I explained the rule. She opened a package of crackers and poured more wine. We spent the next 90 minutes watching Stan Mikita, Bobby Hull and Lou Angotti.

She thought it was so funny that Bobby and his brother Dennis played on the same team but on different lines. And as she started to pick up on the goals and the strategy, she decided her favorite was Eric Nesterenko, the way he prowled the rink with those droopy shoulders and a crown of thick, dark hair that looked like mine, at a time when helmets had yet to be mandated.

The Black Hawks would win, 3-1, and we checked out well short of midnight. It’s a good thing, too, since my Oldsmobile, out in the cold, would not start.

When two other couples came out to their cars, Marianne ran to intercept them. I heard laughter, and then she waved me over. They were happy to let us squeeze in. They were headed to a Valentine’s party in Beverly and would drop us off at Marianne’s, after which she would drive me home in her own car.

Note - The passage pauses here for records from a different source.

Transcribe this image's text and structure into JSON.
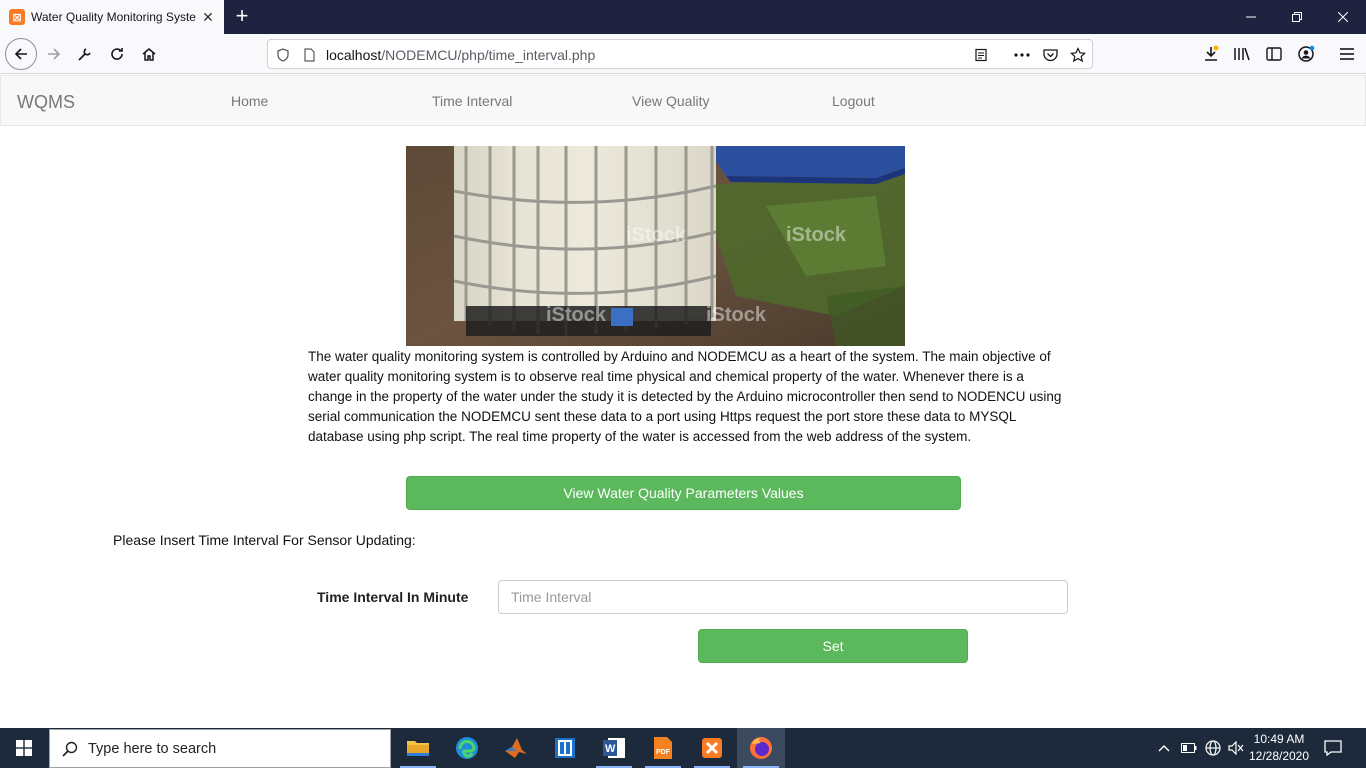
{
  "browser": {
    "tab_title": "Water Quality Monitoring System",
    "url_host": "localhost",
    "url_path": "/NODEMCU/php/time_interval.php"
  },
  "navbar": {
    "brand": "WQMS",
    "links": [
      "Home",
      "Time Interval",
      "View Quality",
      "Logout"
    ]
  },
  "main": {
    "description": "The water quality monitoring system is controlled by Arduino and NODEMCU as a heart of the system. The main objective of water quality monitoring system is to observe real time physical and chemical property of the water. Whenever there is a change in the property of the water under the study it is detected by the Arduino microcontroller then send to NODENCU using serial communication the NODEMCU sent these data to a port using Https request the port store these data to MYSQL database using php script. The real time property of the water is accessed from the web address of the system.",
    "view_button": "View Water Quality Parameters Values",
    "prompt": "Please Insert Time Interval For Sensor Updating:",
    "form": {
      "label": "Time Interval In Minute",
      "placeholder": "Time Interval",
      "value": "",
      "submit": "Set"
    },
    "image_watermark": "iStock"
  },
  "taskbar": {
    "search_placeholder": "Type here to search",
    "time": "10:49 AM",
    "date": "12/28/2020",
    "apps": [
      "file-explorer",
      "edge",
      "matlab",
      "app-viewer",
      "word",
      "pdf",
      "xampp",
      "firefox"
    ]
  },
  "colors": {
    "tabstrip": "#202340",
    "button_green": "#5cb85c",
    "navbar_bg": "#f8f8f8",
    "taskbar": "#1c2a3c"
  }
}
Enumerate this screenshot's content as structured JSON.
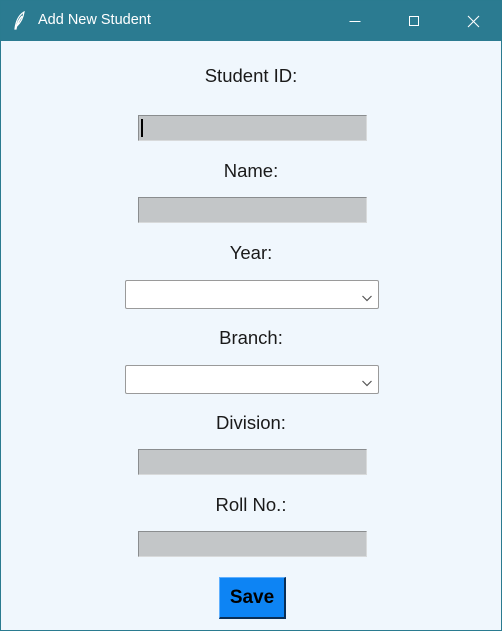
{
  "window": {
    "title": "Add New Student",
    "app_icon": "feather-icon",
    "controls": {
      "minimize_icon": "minimize-icon",
      "maximize_icon": "maximize-icon",
      "close_icon": "close-icon"
    },
    "titlebar_color": "#2b7b91",
    "background_color": "#f0f7fd"
  },
  "form": {
    "student_id": {
      "label": "Student ID:",
      "value": ""
    },
    "name": {
      "label": "Name:",
      "value": ""
    },
    "year": {
      "label": "Year:",
      "selected": "",
      "arrow_icon": "chevron-down-icon"
    },
    "branch": {
      "label": "Branch:",
      "selected": "",
      "arrow_icon": "chevron-down-icon"
    },
    "division": {
      "label": "Division:",
      "value": ""
    },
    "roll_no": {
      "label": "Roll No.:",
      "value": ""
    },
    "save_label": "Save",
    "save_color": "#0d84f4",
    "entry_color": "#c3c6c8"
  }
}
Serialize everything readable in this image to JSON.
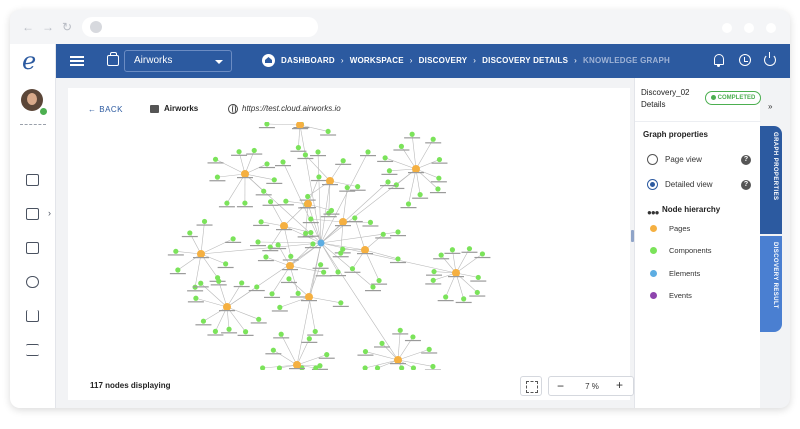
{
  "header": {
    "workspace": "Airworks",
    "breadcrumb": [
      {
        "label": "DASHBOARD"
      },
      {
        "label": "WORKSPACE"
      },
      {
        "label": "DISCOVERY"
      },
      {
        "label": "DISCOVERY DETAILS"
      },
      {
        "label": "KNOWLEDGE GRAPH"
      }
    ]
  },
  "main": {
    "back_label": "BACK",
    "project": "Airworks",
    "url": "https://test.cloud.airworks.io",
    "nodes_count": "117 nodes displaying",
    "zoom": {
      "minus": "−",
      "value": "7 %",
      "plus": "+"
    }
  },
  "panel": {
    "title": "Discovery_02 Details",
    "status": "COMPLETED",
    "collapse": "»",
    "graph_properties": "Graph properties",
    "options": [
      {
        "label": "Page view",
        "selected": false
      },
      {
        "label": "Detailed view",
        "selected": true
      }
    ],
    "help": "?",
    "node_hierarchy": "Node hierarchy",
    "legend": [
      {
        "label": "Pages",
        "color": "#f5b041"
      },
      {
        "label": "Components",
        "color": "#7be35a"
      },
      {
        "label": "Elements",
        "color": "#5dade2"
      },
      {
        "label": "Events",
        "color": "#8e44ad"
      }
    ],
    "tabs": {
      "properties": "GRAPH PROPERTIES",
      "result": "DISCOVERY RESULT"
    }
  },
  "colors": {
    "brand": "#2c5aa0",
    "page_node": "#f5b041",
    "component_node": "#7be35a",
    "element_node": "#5dade2",
    "status": "#4caf50"
  }
}
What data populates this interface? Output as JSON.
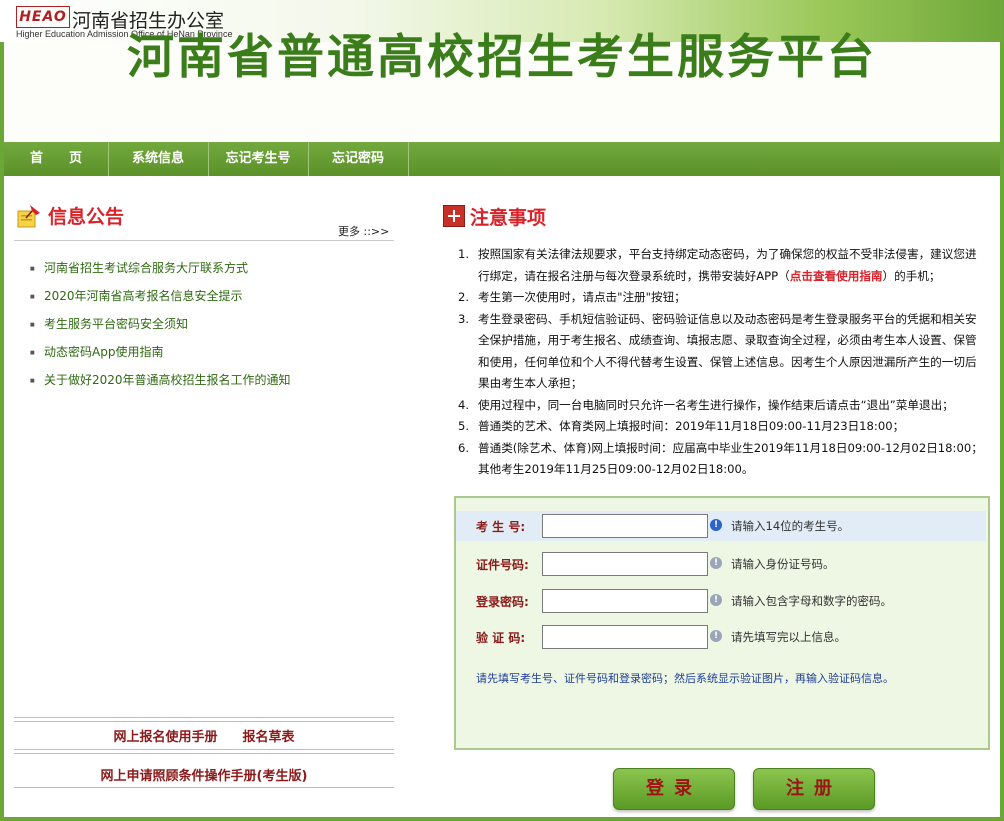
{
  "header": {
    "logo_text": "HEAO",
    "office_cn": "河南省招生办公室",
    "office_en": "Higher Education Admission Office of HeNan Province"
  },
  "banner": {
    "title": "河南省普通高校招生考生服务平台"
  },
  "nav": {
    "items": [
      {
        "label": "首　　页"
      },
      {
        "label": "系统信息"
      },
      {
        "label": "忘记考生号"
      },
      {
        "label": "忘记密码"
      }
    ]
  },
  "notices": {
    "title": "信息公告",
    "more": "更多 ::>>",
    "items": [
      "河南省招生考试综合服务大厅联系方式",
      "2020年河南省高考报名信息安全提示",
      "考生服务平台密码安全须知",
      "动态密码App使用指南",
      "关于做好2020年普通高校招生报名工作的通知"
    ]
  },
  "manuals": {
    "manual_link": "网上报名使用手册",
    "form_link": "报名草表",
    "care_manual": "网上申请照顾条件操作手册(考生版)"
  },
  "attention": {
    "title": "注意事项",
    "items": [
      {
        "num": "1.",
        "text_before": "按照国家有关法律法规要求，平台支持绑定动态密码，为了确保您的权益不受非法侵害，建议您进行绑定，请在报名注册与每次登录系统时，携带安装好APP（",
        "link": "点击查看使用指南",
        "text_after": "）的手机；"
      },
      {
        "num": "2.",
        "text": "考生第一次使用时，请点击\"注册\"按钮；"
      },
      {
        "num": "3.",
        "text": "考生登录密码、手机短信验证码、密码验证信息以及动态密码是考生登录服务平台的凭据和相关安全保护措施，用于考生报名、成绩查询、填报志愿、录取查询全过程，必须由考生本人设置、保管和使用，任何单位和个人不得代替考生设置、保管上述信息。因考生个人原因泄漏所产生的一切后果由考生本人承担；"
      },
      {
        "num": "4.",
        "text": "使用过程中，同一台电脑同时只允许一名考生进行操作，操作结束后请点击“退出”菜单退出；"
      },
      {
        "num": "5.",
        "text": "普通类的艺术、体育类网上填报时间：2019年11月18日09:00-11月23日18:00；"
      },
      {
        "num": "6.",
        "text": "普通类(除艺术、体育)网上填报时间：应届高中毕业生2019年11月18日09:00-12月02日18:00；其他考生2019年11月25日09:00-12月02日18:00。"
      }
    ]
  },
  "login": {
    "fields": [
      {
        "label": "考 生 号:",
        "value": "",
        "placeholder": "",
        "hint": "请输入14位的考生号。"
      },
      {
        "label": "证件号码:",
        "value": "",
        "placeholder": "",
        "hint": "请输入身份证号码。"
      },
      {
        "label": "登录密码:",
        "value": "",
        "placeholder": "",
        "hint": "请输入包含字母和数字的密码。"
      },
      {
        "label": "验 证 码:",
        "value": "",
        "placeholder": "",
        "hint": "请先填写完以上信息。"
      }
    ],
    "tip": "请先填写考生号、证件号码和登录密码；然后系统显示验证图片，再输入验证码信息。",
    "login_button": "登录",
    "register_button": "注册"
  },
  "colors": {
    "brand_green": "#3b7d1a",
    "nav_green": "#5b9128",
    "accent_red": "#d8232a"
  }
}
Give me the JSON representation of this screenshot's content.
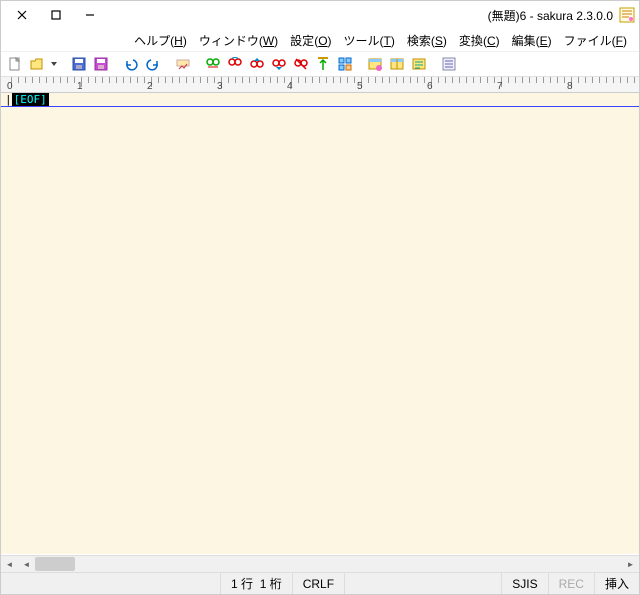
{
  "title": "(無題)6 - sakura 2.3.0.0",
  "menus": [
    {
      "label": "ヘルプ",
      "key": "H"
    },
    {
      "label": "ウィンドウ",
      "key": "W"
    },
    {
      "label": "設定",
      "key": "O"
    },
    {
      "label": "ツール",
      "key": "T"
    },
    {
      "label": "検索",
      "key": "S"
    },
    {
      "label": "変換",
      "key": "C"
    },
    {
      "label": "編集",
      "key": "E"
    },
    {
      "label": "ファイル",
      "key": "F"
    }
  ],
  "ruler_numbers": [
    "0",
    "1",
    "2",
    "3",
    "4",
    "5",
    "6",
    "7",
    "8"
  ],
  "eof_text": "[EOF]",
  "status": {
    "line": "1 行",
    "col": "1 桁",
    "eol": "CRLF",
    "encoding": "SJIS",
    "rec": "REC",
    "mode": "挿入"
  },
  "toolbar_icons": [
    "new-file",
    "open-file",
    "open-dropdown",
    "sep",
    "save",
    "save-all",
    "sep",
    "undo",
    "redo",
    "sep",
    "execute",
    "sep",
    "search-pair",
    "bookmark",
    "prev-bookmark",
    "next-bookmark",
    "clear-bookmark",
    "jump",
    "outline",
    "sep",
    "window-list",
    "compare",
    "diff",
    "sep",
    "type-list"
  ]
}
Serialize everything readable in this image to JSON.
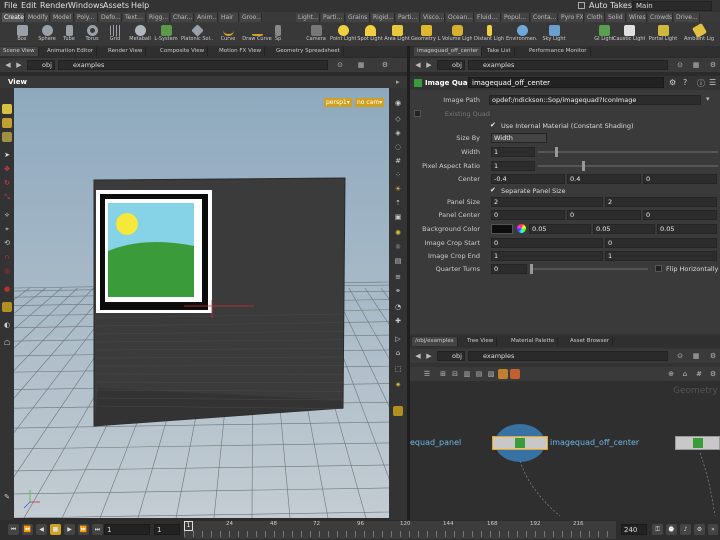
{
  "menubar": {
    "items": [
      "File",
      "Edit",
      "Render",
      "Windows",
      "Assets",
      "Help"
    ],
    "auto_takes": "Auto Takes",
    "desktop": "Main"
  },
  "shelf_tabs_left": [
    "Create",
    "Modify",
    "Model",
    "Poly...",
    "Defo...",
    "Text...",
    "Rigg...",
    "Char...",
    "Anim...",
    "Hair",
    "Groo..."
  ],
  "shelf_tabs_right": [
    "Light...",
    "Parti...",
    "Grains",
    "Rigid...",
    "Parti...",
    "Visco...",
    "Ocean...",
    "Fluid...",
    "Popul...",
    "Conta...",
    "Pyro FX",
    "Cloth",
    "Solid",
    "Wires",
    "Crowds",
    "Drive..."
  ],
  "shelf_tools_left": [
    "Box",
    "Sphere",
    "Tube",
    "Torus",
    "Grid",
    "Metaball",
    "L-System",
    "Platonic Sol...",
    "Curve",
    "Draw Curve",
    "Sp"
  ],
  "shelf_tools_right": [
    "Camera",
    "Point Light",
    "Spot Light",
    "Area Light",
    "Geometry L...",
    "Volume Light",
    "Distant Light",
    "Environmen...",
    "Sky Light",
    "GI Light",
    "Caustic Light",
    "Portal Light",
    "Ambient Lig"
  ],
  "pane_tabs_left": [
    "Scene View",
    "Animation Editor",
    "Render View",
    "Composite View",
    "Motion FX View",
    "Geometry Spreadsheet"
  ],
  "pane_tabs_right": [
    "imagequad_off_center",
    "Take List",
    "Performance Monitor"
  ],
  "viewer": {
    "context": "obj",
    "path": "examples",
    "title": "View",
    "camera_menu": "persp1▾",
    "cam_menu": "no cam▾"
  },
  "params": {
    "context": "obj",
    "path": "examples",
    "node_type": "Image Quad",
    "node_name": "imagequad_off_center",
    "image_path_label": "Image Path",
    "image_path": "opdef:/ndickson::Sop/imagequad?IconImage",
    "existing_quad": "Existing Quad",
    "use_internal": "Use Internal Material (Constant Shading)",
    "size_by_label": "Size By",
    "size_by": "Width",
    "width_label": "Width",
    "width": "1",
    "par_label": "Pixel Aspect Ratio",
    "par": "1",
    "center_label": "Center",
    "center": [
      "-0.4",
      "0.4",
      "0"
    ],
    "separate_label": "Separate Panel Size",
    "panel_size_label": "Panel Size",
    "panel_size": [
      "2",
      "2"
    ],
    "panel_center_label": "Panel Center",
    "panel_center": [
      "0",
      "0",
      "0"
    ],
    "bg_color_label": "Background Color",
    "bg_color": [
      "0.05",
      "0.05",
      "0.05"
    ],
    "crop_start_label": "Image Crop Start",
    "crop_start": [
      "0",
      "0"
    ],
    "crop_end_label": "Image Crop End",
    "crop_end": [
      "1",
      "1"
    ],
    "quarter_label": "Quarter Turns",
    "quarter": "0",
    "flip_label": "Flip Horizontally"
  },
  "net_tabs": [
    "/obj/examples",
    "Tree View",
    "Material Palette",
    "Asset Browser"
  ],
  "network": {
    "context": "obj",
    "path": "examples",
    "watermark": "Geometry",
    "left_node": "equad_panel",
    "center_node": "imagequad_off_center"
  },
  "timeline": {
    "frame": "1",
    "start": "1",
    "start2": "1",
    "ticks": [
      "1",
      "24",
      "48",
      "72",
      "96",
      "120",
      "144",
      "168",
      "192",
      "216"
    ],
    "end": "240",
    "end2": "240"
  },
  "colors": {
    "accent": "#e8a317",
    "selected_node": "#3b8fd4",
    "viewport_sky_top": "#8ea9be",
    "viewport_sky_bottom": "#c3ccd2",
    "image_sky": "#86d2e6",
    "image_grass": "#3a9b3a",
    "image_sun": "#f5e83a"
  }
}
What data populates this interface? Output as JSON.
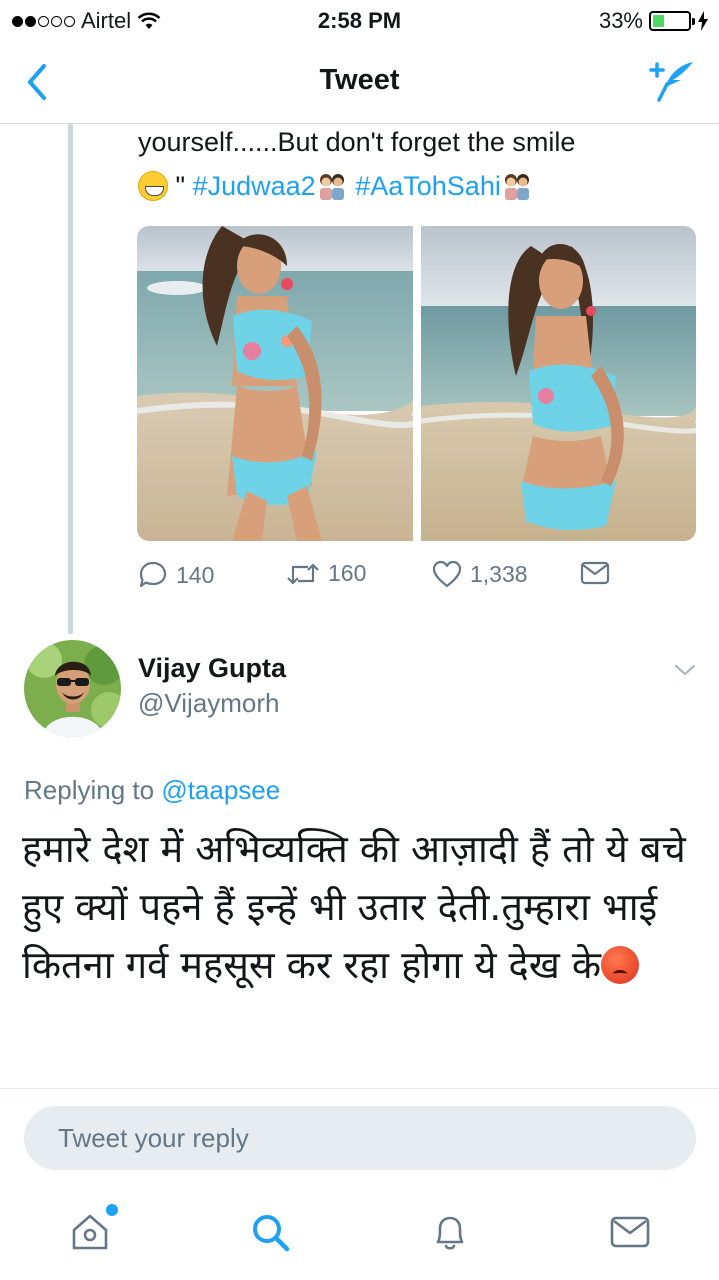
{
  "status_bar": {
    "carrier": "Airtel",
    "time": "2:58 PM",
    "battery": "33%",
    "battery_level": 0.33
  },
  "nav": {
    "title": "Tweet",
    "back_icon": "chevron-left-icon",
    "compose_icon": "compose-feather-icon"
  },
  "tweet": {
    "text_line1": "yourself......But don't forget the smile",
    "quote_mark": " \" ",
    "hashtag1": "#Judwaa2",
    "hashtag2": "#AaTohSahi",
    "replies": "140",
    "retweets": "160",
    "likes": "1,338"
  },
  "reply": {
    "name": "Vijay Gupta",
    "handle": "@Vijaymorh",
    "replying_prefix": "Replying to ",
    "replying_to": "@taapsee",
    "text": "हमारे देश में अभिव्यक्ति की आज़ादी हैं तो ये बचे हुए क्यों पहने हैं इन्हें भी उतार देती.तुम्हारा भाई कितना गर्व महसूस कर रहा होगा ये देख के"
  },
  "reply_input": {
    "placeholder": "Tweet your reply"
  },
  "colors": {
    "accent": "#1da1f2",
    "secondary_text": "#657786",
    "battery_green": "#4cd964"
  }
}
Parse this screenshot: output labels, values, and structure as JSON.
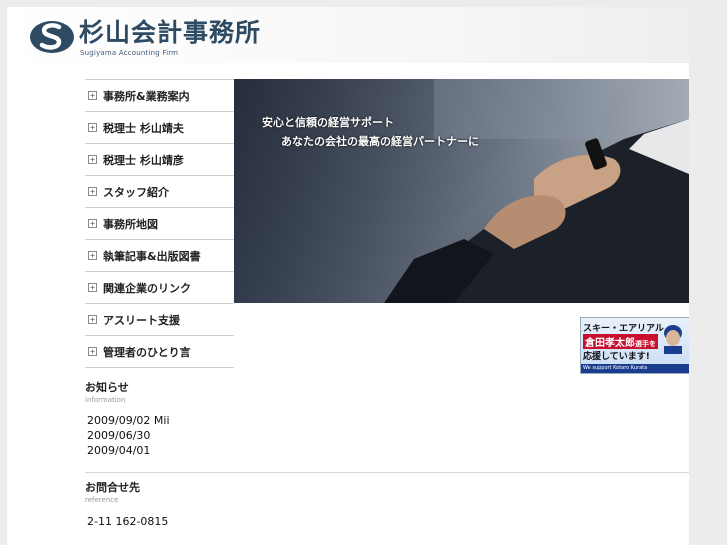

The next day, when my brother Kenneth drove me back to the Miami with his jumper cables, I was conflicted about what to tell him. To his credit and to my relief, he never asked.

 

                        * * *

 

The Black Hawks won more than they lost that year, and Marianne became a knowledgeable fan.

In the fall, on a trip to Iowa to see a college football game, we checked into another motel. Same carpet as at the Miami. Same towels. Same kinds of pictures on the wall.

But we had grown closer as friends and lovers. We were in a zone, like a pair of violinists in no need of sheet music. It was a gift that nothing could surpass.

What Marianne had intuited that first time at the Miami was not that the time was wrong. More a matter of that exclusive “place” we had yet to inhabit together.

A year and a half would pass before we paid another visit to the Miami Motel — on Valentine’s Day, for old time’s sake. Again we watched the Black Hawks on TV. But this time we arrived in a brand new Chevy and with a pizza from Rosangela’s. And we signed in as husband and wife.